Song
- Genre: Country
- Songwriter(s): Tom Snow Kerry Chater

= Even a Fool Would Let Go =

Song written by Tom Snow and Kerry Chater

"Even a Fool Would Let Go" is a country and pop song by songwriters Tom Snow and Kerry Chater (a former member of Gary Puckett & The Union Gap). The song lyrics meditate on a tempting but imprudent and perhaps adulterous ("neither one of us is free") love affair.
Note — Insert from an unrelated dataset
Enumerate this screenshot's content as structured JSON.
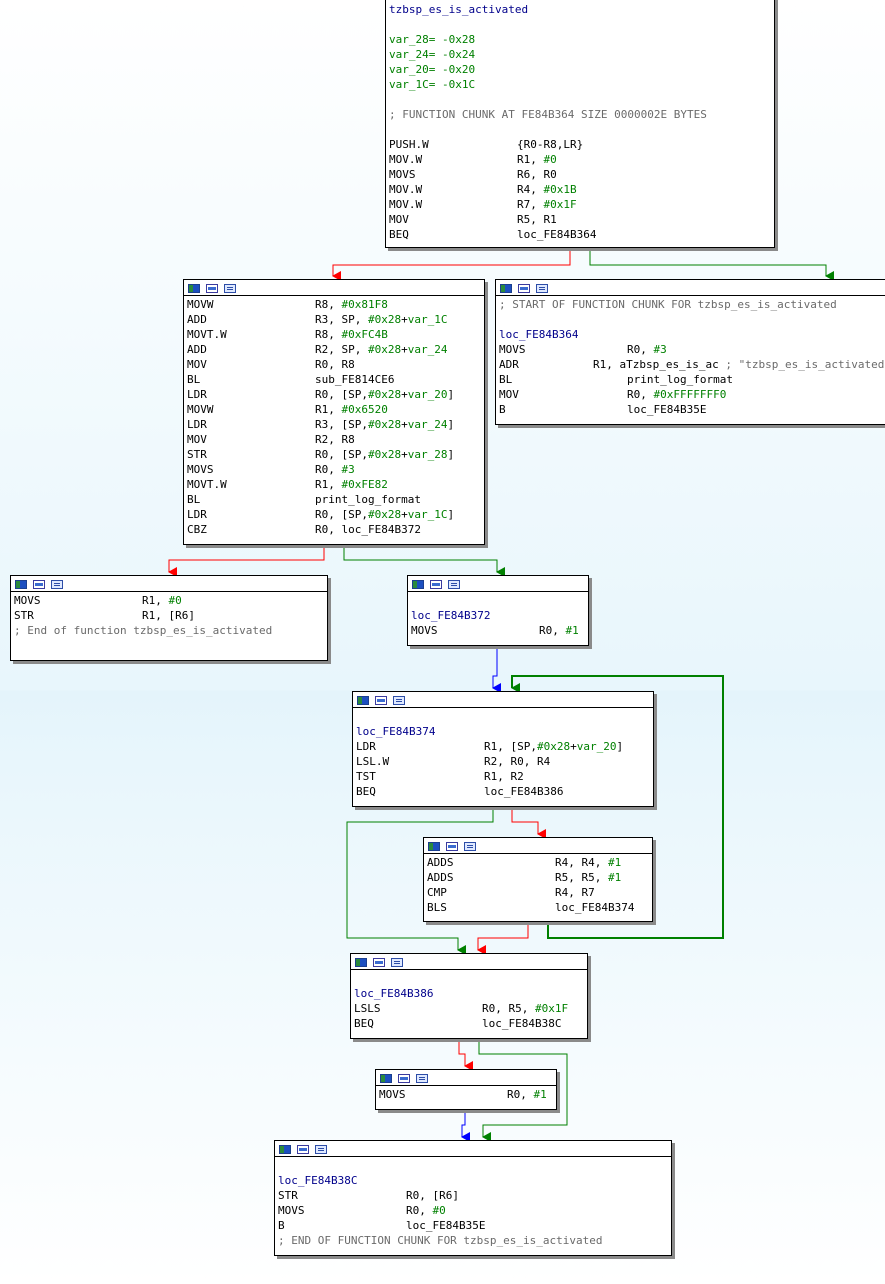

The first recording of the song was by Gayle McCormick (formerly of the band Smith) on her 1974 solo album One More Hour.

==Cover versions==
In late 1976 Charlie Rich recorded the song at Columbia Recording Studio in Nashville with Billy Sherrill producing: the track was issued on Rich's final album for Epic Records Take Me (1977) and in March 1977 had a UK single release. Kerry Chater himself recorded the song for his 1977 Part Time Love album. In April 1980 Epic gave Rich's version a belated US single release (possibly due to recordings issued by Dolly Parton and Conway Twitty/Loretta Lynn as album cuts around that time - as well as the longstanding popularity of a 1978 Kenny Rogers album on which it was also featured), resulting in minor C&W hit status (number 61). The song had had a previous single release via an overlooked version by Ava Barber released June 1979.
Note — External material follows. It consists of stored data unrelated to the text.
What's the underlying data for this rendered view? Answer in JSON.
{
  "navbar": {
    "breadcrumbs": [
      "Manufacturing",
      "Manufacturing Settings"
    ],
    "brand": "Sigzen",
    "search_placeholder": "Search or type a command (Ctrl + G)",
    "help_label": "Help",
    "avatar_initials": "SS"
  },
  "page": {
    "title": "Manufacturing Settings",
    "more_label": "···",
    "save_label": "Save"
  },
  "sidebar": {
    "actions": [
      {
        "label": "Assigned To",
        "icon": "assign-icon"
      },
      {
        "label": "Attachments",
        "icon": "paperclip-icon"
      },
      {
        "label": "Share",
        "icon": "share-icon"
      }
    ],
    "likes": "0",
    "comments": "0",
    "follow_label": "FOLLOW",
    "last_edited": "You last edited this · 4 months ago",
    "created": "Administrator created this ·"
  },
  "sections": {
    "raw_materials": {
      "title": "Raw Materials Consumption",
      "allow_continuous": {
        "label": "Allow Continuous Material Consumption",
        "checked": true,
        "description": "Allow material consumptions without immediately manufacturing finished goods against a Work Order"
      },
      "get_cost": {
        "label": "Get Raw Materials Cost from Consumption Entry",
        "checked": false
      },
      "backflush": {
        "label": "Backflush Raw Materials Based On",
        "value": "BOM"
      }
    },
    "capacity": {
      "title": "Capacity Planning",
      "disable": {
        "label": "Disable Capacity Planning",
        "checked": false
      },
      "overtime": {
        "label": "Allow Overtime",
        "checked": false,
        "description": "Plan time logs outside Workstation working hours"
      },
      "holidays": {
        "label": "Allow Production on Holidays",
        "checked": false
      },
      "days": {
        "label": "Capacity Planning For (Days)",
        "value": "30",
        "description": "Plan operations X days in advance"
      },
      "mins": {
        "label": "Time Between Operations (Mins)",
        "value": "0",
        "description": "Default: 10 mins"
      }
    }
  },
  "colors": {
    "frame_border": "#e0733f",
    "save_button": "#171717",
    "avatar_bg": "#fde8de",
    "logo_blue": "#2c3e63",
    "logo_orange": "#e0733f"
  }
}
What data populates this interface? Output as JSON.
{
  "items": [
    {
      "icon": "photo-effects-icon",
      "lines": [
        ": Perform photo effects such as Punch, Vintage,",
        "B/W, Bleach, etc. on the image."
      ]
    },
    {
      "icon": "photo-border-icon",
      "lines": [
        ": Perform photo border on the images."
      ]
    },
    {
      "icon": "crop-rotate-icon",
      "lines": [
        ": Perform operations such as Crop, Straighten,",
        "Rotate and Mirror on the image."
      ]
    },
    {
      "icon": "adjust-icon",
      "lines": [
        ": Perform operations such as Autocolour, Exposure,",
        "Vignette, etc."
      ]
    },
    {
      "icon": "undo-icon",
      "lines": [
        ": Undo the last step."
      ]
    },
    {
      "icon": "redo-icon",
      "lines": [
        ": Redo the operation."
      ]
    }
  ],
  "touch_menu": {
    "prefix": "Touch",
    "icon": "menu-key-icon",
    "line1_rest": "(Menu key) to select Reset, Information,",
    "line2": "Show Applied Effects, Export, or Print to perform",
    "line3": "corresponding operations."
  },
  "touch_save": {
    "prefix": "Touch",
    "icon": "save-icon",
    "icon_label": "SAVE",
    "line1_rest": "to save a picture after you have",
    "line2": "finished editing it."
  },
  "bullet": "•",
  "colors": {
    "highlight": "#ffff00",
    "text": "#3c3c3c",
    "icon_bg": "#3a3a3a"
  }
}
Other versions of "Even a Fool Would Let Go" have been recorded by B. J. Thomas (album B. J. Thomas/ 1977), Kenny Rogers (album Love or Something Like It 1978), Conway Twitty and Loretta Lynn (album Diamond Duet 1980), Dolly Parton (album Dolly, Dolly, Dolly 1980), Debby Boone (album Love Has No Reason which takes its name from the song's lyrics, 1980), Frederick Knight (album Knight Time, 1981), Nana Mouskouri (album Nana 1981), Dionne Warwick (album Hot! Live and Otherwise 1981), Gloria Gaynor (album Gloria Gaynor 82 1982), Levon Helm (album Levon Helm 1982), The Marshall Tucker Band (album Tuckerized 1982), Joe Cocker (album Civilized Man 1984), John Anderson (album Tokyo, Oklahoma 1985), and Gregson & Collister (album Love is a Strange Hotel 1990).